Day 5: Today was an early climbing session with some friends. Climbing felt much better today, though I still didn't climb as well as I would like to. It was refreshing to climb for fun with some friends instead of training by myself. It helped to see how others approach problems and forced me to actually rest between burns. I climbed for 3 hours and stuck to doing routes that I enjoy. The psyche is definitely back up. I really enjoy the earlier sessions. The problem is that I am also much more motivated to study in the morning. I can't wait until this round of classes is over.

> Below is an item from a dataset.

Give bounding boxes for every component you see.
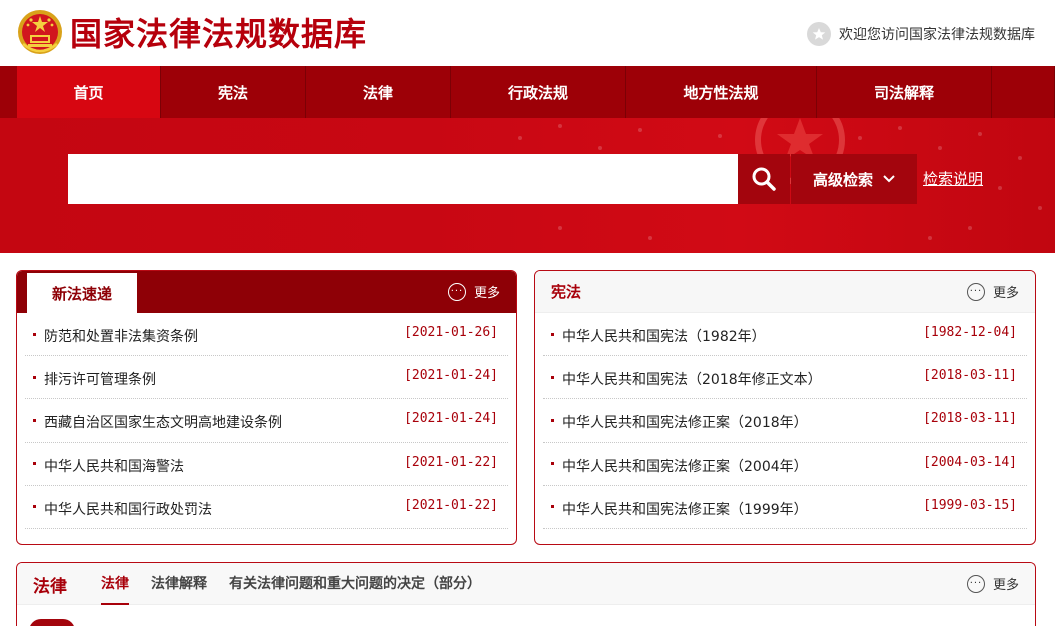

Day 6: Today was one of those days where I woke up thinking about climbing. After a morning of failing to fool myself into doing anything productive, I headed to the climbing gym. Apparently 30 of my closest friends had the same thought. I managed to claim an auto-belay and did about 6 laps of climbing up and down-climbing. After a week of bouldering my forearms were burning with the slowly accumulating pump of endurance training. It's difficult to find the right words to describe the feeling of flow I feel working my way up a route. The slow, precise movement feels more natural to me than the big, dynamic moves common to bouldering. That being said, the crowded gym limited my route climbing time so after about a hour it was back to bouldering. My focus was on crimpy problems to work on finger strength. After about an hour of this, my forearms decided they were done and were not going to allow my hands to hold on to anything anymore. In protest to my forearms, I rounded the session off with some shoulder strength and stabilizing exercises then headed home for a nap.
Day 7: Remember how I said I was going to nap? That was a big ol' lie. I ended up studying late into the night. Distance learning is great in that I can take 3 hours in the middle of the day to go climbing, but the work is still there. Eventually all the work I put off must be done. That is how I spent day 7. Rest day number two was completely devoted to catching up on work I had put off. After about 8 hours of this, I had to get my blood flowing. It's the last day of the training week and not even climbers can get out of leg day. Since it is still pretty much winter here, I focused my workout on skiing related exercises. I find rest days really hard to commit to, especially when working on school. Even a quick workout really helps to lift that brain fog that sets in.